Despite a surge in new coronavirus cases in the state of Florida, Orlando's Walt Disney World is preparing to begin a phased reopening of its theme parks and resort hotels on July 11. Disneyland, in Anaheim, Calif., had announced a July 17 opening but has postponed that as the state has yet to release reopening guidelines for theme parks. A new date has not been set. 

A COVID-19 hotel-status directory from EproDirect, a hospitality industry marketing agency, indicates whether more than 4,000 hotels are currently open, and if they are accepting individual reservations and group bookings. While most of the properties listed are in the United States, hotel reps from any destination worldwide can list their hotel's status for free.

New Openings and Renovations Delayed

The pandemic is also affecting properties in the pipeline. The Langham, Boston was due to unveil a multimillion-dollar renovation this fall. However, the completion date has been pushed back to early 2021 due to a local halt on construction.

The grand opening of Universal's Endless Summer Resort – Dockside Inn and Suites has also been postponed. The resort was scheduled to open in mid-March; a new date has not yet been announced. 

Marriott is expecting to open and sign fewer hotel deals in 2020 than anticipated. In addition, the company has temporarily deferred most brand standards to help owners and franchisees, including delaying renovations due in 2020 by one year, according to Marriott president and CEO Arne Sorenson

"The coronavirus is fast becoming the most significant event to ever impact our business; that includes the 12-month period after 9/11 and the financial crisis of 2009," said Sorenson during an investor update on March 19. But he noted that the development pipeline has not ground to a complete halt. "We’ve been signing deals and we have development committees that are meeting monthly. The volume is lighter and the numbers will be lower than we anticipated but they won’t be zero."

Insight from Abroad

Looking to Asia, where the outbreak began, could provide further insight into the potential economic damage and timeline for recovery — although comparisons are challenging, as the United States has tallied far more COVID-19 cases and continues to do so even as stateside hotels open their doors. 

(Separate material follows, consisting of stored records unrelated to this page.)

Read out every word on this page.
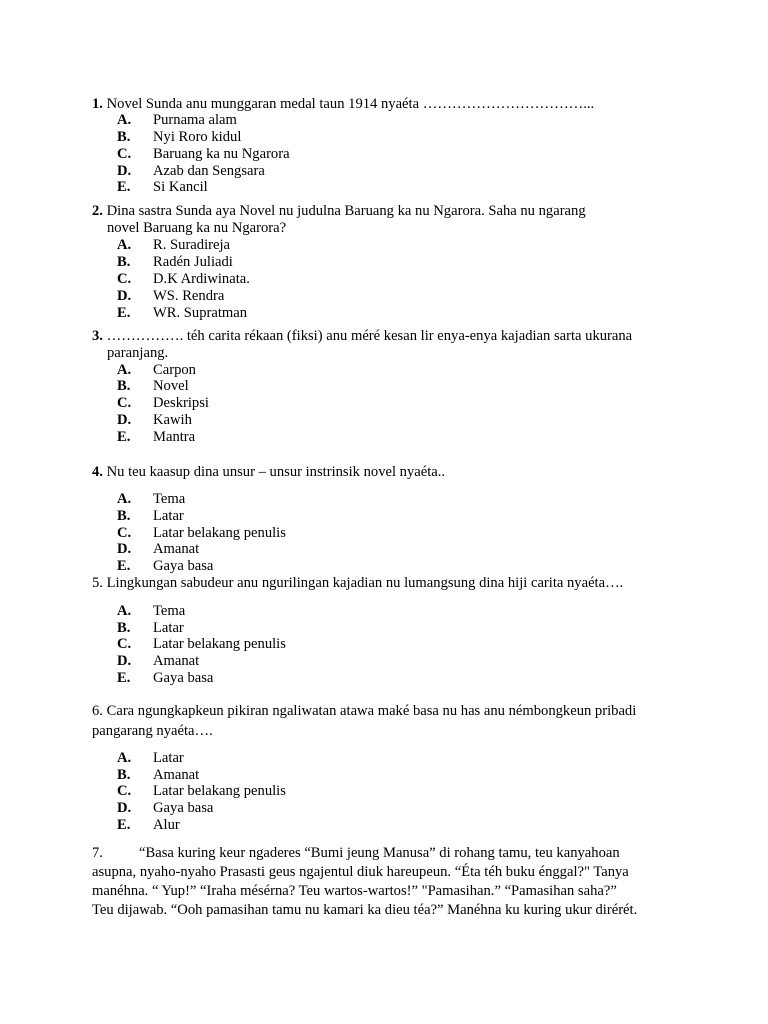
1. Novel Sunda anu munggaran medal taun 1914 nyaéta ……………………………...
A. Purnama alam
B. Nyi Roro kidul
C. Baruang ka nu Ngarora
D. Azab dan Sengsara
E. Si Kancil
2. Dina sastra Sunda aya Novel nu judulna Baruang ka nu Ngarora. Saha nu ngarang
novel Baruang ka nu Ngarora?
A. R. Suradireja
B. Radén Juliadi
C. D.K Ardiwinata.
D. WS. Rendra
E. WR. Supratman
3. ……………. téh carita rékaan (fiksi) anu méré kesan lir enya-enya kajadian sarta ukurana
paranjang.
A. Carpon
B. Novel
C. Deskripsi
D. Kawih
E. Mantra
4. Nu teu kaasup dina unsur – unsur instrinsik novel nyaéta..
A. Tema
B. Latar
C. Latar belakang penulis
D. Amanat
E. Gaya basa
5. Lingkungan sabudeur anu ngurilingan kajadian nu lumangsung dina hiji carita nyaéta….
A. Tema
B. Latar
C. Latar belakang penulis
D. Amanat
E. Gaya basa
6. Cara ngungkapkeun pikiran ngaliwatan atawa maké basa nu has anu némbongkeun pribadi
pangarang nyaéta….
A. Latar
B. Amanat
C. Latar belakang penulis
D. Gaya basa
E. Alur
7. “Basa kuring keur ngaderes “Bumi jeung Manusa” di rohang tamu, teu kanyahoan
asupna, nyaho-nyaho Prasasti geus ngajentul diuk hareupeun. “Éta téh buku énggal?" Tanya
manéhna. “ Yup!” “Iraha mésérna? Teu wartos-wartos!” "Pamasihan.” “Pamasihan saha?”
Teu dijawab. “Ooh pamasihan tamu nu kamari ka dieu téa?” Manéhna ku kuring ukur dirérét.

By mid-February, Hilton had closed all 150 hotels in China, totaling 33,000 rooms. At the time, the company said it expected a $25 million to $50 million hit on full-year adjusted EBIDTA, assuming the outbreak lasted three to six months with an equal recovery period. It wasn't until May 8, however, that the company resumed operations of all hotels in mainland China. The company is now looking to expand its presence in the country, and announced plans on June 23 to add 1,000 Home2 Suites properties to the market.

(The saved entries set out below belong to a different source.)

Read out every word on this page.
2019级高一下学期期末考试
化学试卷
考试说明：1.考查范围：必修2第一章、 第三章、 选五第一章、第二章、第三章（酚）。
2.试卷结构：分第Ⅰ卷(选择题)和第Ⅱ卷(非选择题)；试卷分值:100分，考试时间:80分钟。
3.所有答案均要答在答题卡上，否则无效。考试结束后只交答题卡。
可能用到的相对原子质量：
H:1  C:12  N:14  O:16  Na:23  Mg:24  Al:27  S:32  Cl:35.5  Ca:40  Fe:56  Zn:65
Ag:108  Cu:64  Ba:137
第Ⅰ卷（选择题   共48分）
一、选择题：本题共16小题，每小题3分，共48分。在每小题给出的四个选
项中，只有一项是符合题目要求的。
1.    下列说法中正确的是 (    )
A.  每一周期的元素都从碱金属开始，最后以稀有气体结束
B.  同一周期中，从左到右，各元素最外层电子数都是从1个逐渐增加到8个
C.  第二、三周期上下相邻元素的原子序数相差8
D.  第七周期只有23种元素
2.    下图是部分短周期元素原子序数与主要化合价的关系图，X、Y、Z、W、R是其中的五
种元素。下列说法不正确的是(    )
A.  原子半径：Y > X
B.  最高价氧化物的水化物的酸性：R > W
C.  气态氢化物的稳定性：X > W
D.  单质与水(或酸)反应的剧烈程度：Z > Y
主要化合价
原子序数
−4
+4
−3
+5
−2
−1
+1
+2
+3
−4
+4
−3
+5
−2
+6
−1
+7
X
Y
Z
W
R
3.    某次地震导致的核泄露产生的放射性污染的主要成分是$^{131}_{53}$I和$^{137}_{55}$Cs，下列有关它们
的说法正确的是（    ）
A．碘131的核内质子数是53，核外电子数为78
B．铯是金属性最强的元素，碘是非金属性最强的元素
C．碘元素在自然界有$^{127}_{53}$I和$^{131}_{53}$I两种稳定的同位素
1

Hyatt president and CEO Mark Hoplamazian said almost half of the hotelier's China properties are running at 50 percent occupancy or higher. Meanwhile, Marriott announced on June 1 that it had reopened all 350 of its China properties. Occupancy rates are now between 40 and 50 percent — a significant jump from earlier in the year. According to Sorenson, some of Marriott's China hotels were running at 7 percent occupancy in January, when the pandemic peaked there.

"We have come up a long way from the bottom, that shows you about the potential path forward," said Sorenson on a webinar hosted by AHLA on June 25. 

New cases, however, could again affect travel and hotel performance. While a second wave in China appears to be dying down, South Korea reported more than 60 new cases over three consecutive days this weekend. Currently, the number of new cases in those outbreaks remains far below the levels being reported in parts of the U.S.